A normal WMSI is 1, and a higher WMSI indicates worse global function.

The interpretation of stress echocardiography is based on the following criteria:

  • Normal response: There is no change or an improvement in the regional wall motion and thickness of the left ventricle during or after stress, and the WMSI remains unchanged or decreases.
    This means there’s no serious heart disease or lack of blood flow to the heart muscle.
  • Ischemic response: During or after stress, the left ventricle might start showing some problems with its wall motion and thickness. This could mean that there’s a significant issue with the coronary arteries or myocardial ischemia.
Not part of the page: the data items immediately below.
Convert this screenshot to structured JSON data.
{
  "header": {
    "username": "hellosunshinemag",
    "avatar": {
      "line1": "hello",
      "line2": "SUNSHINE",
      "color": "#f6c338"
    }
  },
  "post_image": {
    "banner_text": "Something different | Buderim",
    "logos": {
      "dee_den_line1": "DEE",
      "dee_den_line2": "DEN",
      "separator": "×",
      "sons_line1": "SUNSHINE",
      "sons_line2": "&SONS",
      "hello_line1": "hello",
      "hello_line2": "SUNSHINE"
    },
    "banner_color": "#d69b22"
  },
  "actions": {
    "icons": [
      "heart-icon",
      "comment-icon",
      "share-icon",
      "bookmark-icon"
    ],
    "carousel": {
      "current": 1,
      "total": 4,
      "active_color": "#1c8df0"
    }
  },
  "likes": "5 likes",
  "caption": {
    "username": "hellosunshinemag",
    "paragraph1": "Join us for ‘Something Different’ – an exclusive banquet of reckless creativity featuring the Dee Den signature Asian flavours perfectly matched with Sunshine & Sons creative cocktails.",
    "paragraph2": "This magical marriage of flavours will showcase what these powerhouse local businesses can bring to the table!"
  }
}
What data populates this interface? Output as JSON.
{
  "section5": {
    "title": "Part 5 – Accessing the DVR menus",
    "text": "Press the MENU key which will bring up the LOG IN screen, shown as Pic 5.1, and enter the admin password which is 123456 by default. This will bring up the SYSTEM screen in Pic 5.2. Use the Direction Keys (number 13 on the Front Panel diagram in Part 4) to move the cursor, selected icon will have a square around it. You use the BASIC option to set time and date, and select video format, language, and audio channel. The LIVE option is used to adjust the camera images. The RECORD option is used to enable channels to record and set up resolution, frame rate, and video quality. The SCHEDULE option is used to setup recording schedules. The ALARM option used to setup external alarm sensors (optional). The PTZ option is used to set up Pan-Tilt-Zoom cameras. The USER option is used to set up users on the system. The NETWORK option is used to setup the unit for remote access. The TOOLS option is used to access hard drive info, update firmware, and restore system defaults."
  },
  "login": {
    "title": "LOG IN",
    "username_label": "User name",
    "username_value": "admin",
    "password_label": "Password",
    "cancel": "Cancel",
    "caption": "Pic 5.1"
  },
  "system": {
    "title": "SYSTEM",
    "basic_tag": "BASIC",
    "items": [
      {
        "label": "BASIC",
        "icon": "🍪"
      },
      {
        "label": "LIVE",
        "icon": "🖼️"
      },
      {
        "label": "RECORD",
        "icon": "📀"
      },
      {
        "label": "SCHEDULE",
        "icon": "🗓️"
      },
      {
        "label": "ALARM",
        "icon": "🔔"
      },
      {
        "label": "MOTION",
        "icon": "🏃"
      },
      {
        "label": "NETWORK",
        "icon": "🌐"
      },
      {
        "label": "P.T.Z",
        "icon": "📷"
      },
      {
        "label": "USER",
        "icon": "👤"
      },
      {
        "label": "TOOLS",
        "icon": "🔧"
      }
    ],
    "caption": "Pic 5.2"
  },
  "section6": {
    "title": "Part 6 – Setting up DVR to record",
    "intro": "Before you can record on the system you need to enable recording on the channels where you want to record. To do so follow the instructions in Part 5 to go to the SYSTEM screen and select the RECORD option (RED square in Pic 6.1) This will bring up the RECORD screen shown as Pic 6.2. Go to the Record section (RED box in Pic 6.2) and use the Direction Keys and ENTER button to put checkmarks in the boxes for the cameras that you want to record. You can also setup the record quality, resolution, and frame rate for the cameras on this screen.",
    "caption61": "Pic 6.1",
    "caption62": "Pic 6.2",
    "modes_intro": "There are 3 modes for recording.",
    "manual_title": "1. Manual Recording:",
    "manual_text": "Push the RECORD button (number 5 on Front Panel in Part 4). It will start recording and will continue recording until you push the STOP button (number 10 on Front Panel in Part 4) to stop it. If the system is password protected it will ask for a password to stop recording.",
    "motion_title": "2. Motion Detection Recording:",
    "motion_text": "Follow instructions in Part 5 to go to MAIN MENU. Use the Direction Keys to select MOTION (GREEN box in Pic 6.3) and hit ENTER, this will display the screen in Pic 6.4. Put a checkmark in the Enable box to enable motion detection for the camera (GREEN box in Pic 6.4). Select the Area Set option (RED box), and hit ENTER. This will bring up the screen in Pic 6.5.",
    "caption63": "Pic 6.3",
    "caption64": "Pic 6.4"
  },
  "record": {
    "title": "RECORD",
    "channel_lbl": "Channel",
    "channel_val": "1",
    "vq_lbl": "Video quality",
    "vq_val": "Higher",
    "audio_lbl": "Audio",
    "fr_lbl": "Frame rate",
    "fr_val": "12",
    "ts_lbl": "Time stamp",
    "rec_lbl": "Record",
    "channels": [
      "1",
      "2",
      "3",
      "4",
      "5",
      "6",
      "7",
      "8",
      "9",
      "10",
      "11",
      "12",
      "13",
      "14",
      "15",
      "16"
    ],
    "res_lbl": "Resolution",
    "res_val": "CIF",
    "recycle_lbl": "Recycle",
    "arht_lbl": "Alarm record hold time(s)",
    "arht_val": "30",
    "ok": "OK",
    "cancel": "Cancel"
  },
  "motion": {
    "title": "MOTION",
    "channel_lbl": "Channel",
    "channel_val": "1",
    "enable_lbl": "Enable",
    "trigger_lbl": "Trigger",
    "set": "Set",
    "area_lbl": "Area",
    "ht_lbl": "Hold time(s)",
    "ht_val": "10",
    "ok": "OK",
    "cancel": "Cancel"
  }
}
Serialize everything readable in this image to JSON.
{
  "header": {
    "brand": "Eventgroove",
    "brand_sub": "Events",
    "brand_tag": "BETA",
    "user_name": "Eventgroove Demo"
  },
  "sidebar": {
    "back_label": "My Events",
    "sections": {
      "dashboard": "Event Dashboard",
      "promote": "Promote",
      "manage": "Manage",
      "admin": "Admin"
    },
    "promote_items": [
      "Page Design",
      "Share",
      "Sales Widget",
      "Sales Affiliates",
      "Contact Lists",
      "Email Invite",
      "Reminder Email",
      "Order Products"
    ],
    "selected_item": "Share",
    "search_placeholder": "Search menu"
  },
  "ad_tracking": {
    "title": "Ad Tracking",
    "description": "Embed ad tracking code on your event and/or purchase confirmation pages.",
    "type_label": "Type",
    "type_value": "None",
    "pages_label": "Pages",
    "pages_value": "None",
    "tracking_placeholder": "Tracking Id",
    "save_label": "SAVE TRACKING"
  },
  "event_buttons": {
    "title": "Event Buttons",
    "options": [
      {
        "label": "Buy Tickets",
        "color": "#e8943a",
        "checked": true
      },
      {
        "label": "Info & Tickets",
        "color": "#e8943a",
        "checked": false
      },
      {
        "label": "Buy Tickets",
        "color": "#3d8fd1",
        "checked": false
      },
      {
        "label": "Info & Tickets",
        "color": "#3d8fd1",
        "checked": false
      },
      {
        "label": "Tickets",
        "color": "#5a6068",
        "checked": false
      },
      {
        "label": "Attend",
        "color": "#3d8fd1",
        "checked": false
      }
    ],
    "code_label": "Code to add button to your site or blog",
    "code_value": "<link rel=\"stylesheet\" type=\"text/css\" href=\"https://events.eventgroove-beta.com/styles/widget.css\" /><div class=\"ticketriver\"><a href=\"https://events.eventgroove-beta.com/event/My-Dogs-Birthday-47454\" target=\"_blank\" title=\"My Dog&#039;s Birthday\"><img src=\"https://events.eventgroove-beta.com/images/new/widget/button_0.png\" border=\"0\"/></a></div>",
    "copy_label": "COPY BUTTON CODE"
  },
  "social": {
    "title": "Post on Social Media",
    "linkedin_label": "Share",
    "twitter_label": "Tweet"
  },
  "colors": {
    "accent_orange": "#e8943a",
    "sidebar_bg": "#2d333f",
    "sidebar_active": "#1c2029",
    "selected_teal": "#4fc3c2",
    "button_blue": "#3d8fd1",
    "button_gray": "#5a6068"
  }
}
We can determine where and how bad the ischemic segments are by looking at the distribution of the coronary arteries and the level of wall motion impairment.
  • Viable response: There is an improvement or a biphasic response of the regional wall motion and thickness of the left ventricle during or after stress, and the WMSI decreases or remains unchanged. This can be assessed by using low-dose dobutamine stress echocardiography, which can induce a biphasic response of the dysfunctional segments: an improvement of contraction at low doses, indicating viability, and a worsening of contraction at high doses, indicating ischemia.